The man in the doorway had dark frown lines in a weathered face and curly hair blown back across a brow crusted by sun. “I seen a car out there,” he told his wife. Despite Lucius's warm greeting—he had always liked Lloyd Brown—Brown made no answer but appraised his visitor, making certain who he was. “How-do, Colonel,” he said finally. “Been a very long time since we seen you on this island.”

His wife observed both men obliquely through her long strayed hair, her expression ironic and affectionate at the same time. “He says he's only interested in old-time stuff,” she told her husband, who slopped himself a cup of coffee and sat down glowering.

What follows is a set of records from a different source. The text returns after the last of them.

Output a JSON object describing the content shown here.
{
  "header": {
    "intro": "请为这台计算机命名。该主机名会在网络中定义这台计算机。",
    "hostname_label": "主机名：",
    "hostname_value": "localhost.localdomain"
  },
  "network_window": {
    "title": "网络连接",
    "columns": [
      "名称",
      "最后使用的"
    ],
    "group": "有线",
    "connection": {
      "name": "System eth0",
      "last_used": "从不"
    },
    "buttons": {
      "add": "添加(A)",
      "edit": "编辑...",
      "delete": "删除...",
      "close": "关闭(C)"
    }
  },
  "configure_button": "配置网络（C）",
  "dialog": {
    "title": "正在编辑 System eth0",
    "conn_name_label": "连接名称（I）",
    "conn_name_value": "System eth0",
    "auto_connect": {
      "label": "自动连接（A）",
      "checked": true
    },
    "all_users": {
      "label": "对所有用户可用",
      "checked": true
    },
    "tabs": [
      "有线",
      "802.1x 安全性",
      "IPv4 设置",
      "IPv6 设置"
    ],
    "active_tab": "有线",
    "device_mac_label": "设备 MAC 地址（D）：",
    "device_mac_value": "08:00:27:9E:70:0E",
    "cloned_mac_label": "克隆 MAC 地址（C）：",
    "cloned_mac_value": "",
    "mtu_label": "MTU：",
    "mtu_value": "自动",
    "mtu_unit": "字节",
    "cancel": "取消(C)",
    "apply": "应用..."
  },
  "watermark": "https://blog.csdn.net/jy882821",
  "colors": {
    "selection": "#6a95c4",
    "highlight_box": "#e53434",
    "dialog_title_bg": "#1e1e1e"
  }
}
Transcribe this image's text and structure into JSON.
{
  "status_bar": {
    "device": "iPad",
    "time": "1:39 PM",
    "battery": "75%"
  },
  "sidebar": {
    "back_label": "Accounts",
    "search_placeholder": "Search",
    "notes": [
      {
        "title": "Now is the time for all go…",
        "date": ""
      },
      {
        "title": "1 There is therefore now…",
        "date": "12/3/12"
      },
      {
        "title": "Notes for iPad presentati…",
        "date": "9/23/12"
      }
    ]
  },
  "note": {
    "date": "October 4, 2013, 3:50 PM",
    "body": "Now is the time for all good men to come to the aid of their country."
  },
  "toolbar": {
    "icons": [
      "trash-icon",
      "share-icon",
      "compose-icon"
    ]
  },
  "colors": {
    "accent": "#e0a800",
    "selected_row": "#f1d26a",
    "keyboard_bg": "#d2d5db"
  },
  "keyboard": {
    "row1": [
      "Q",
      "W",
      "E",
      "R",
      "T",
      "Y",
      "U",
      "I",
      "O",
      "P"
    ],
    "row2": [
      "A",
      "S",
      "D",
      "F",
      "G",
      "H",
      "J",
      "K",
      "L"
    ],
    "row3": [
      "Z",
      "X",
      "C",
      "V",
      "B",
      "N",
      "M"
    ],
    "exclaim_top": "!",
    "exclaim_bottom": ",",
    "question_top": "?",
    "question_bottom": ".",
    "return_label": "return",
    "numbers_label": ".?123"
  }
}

“Well, your family took no part in the killing, I know that much,” Lucius said.

“My aunt seen the whole thing,” Lloyd Brown recalled. “She was visiting that day with Mrs. Watson there at Smallwood's, and she had a pretty darn good view down through the trees. Said Watson run his boat aground, then jumped ashore with Cox's hat in one hand and his double-barrel shotgun in the other. When the crowd didn't believe his story, he snapped off both barrels,
which misfired. Went for his .38 but never got to it, because a man who had no business there, he put a bullet right between his eyes.”

Lucius said, “Henry Short?”

“I don't recall no names no more,” Lloyd said. He stared his wife down when she piped up, and she looked away with a miffed expression, like an ousted cat. She blew thin smoke, drowned her cigarette in the spilled coffee in her saucer, and tamped a new one, bouncing it on the table.

Lloyd Brown was still glowering at Lucius. “How come you're askin about Henry Short? He on your list?” He looked resentful. “What you up to, Colonel? You already know all there is to know about your daddy. Know it better'n we do, very likely, cause we was youngsters when you first went around askin all them questions.”

They nodded over that awhile, until Lucius said, “I'm trying to learn who lived on the Watson Place in the years I was away—”

“Let me think back a little, Colonel,” Lloyd Brown said. “For the first years after your dad died, there weren't no one on the Bend at all, that's how scared of Leslie Cox the people was. Weren't till about 1913 that Willie Brown moved on there the first time, and it might been Willie who sold it to the Chevelier Corporation. Bill House was the first caretaker, then Henry Thompson, that's how I remember it.

“My uncles took over in the early thirties, and I lived there awhile. All the outbuildings was swept away in the '26 Hurricane, but some of the old dock platforms was still there. Had to patch the screens, douse 'em with cylinder oil, cause the mosquitoes was terrible, worse than ever. That was Depression times, no work anyplace and the net fishin poor. Mostly we cooked shine and gator-hunted, ricked some charcoal, lived off of the land. A bear broke into the kitchen wing, come in after our venison—that bear sure made a mess, I can tell you that!

“Chatham Bend is where me and my cousins learned to hunt, and we always thought of it as home. Still do, I guess. I never heard nobody around our family run down Watsons. No matter what he might of did, E. J. Watson was E. J. Watson. Like my dad said, ‘That man was who he was! He weren't like some!'

“About 1934, I reckon, Chatham Bend was turned over to the Audubon warden Charlie Green. Mac Johnson and his wife come on there after that but didn't last long, because Dorothy lost her mind down there, tried to burn them bloodstains off the floor and near to burned down the whole house while she was at it. She was ravin that the ghost of Mr. Watson would come get her, on account of her daddy Henry Smith was in the posse.”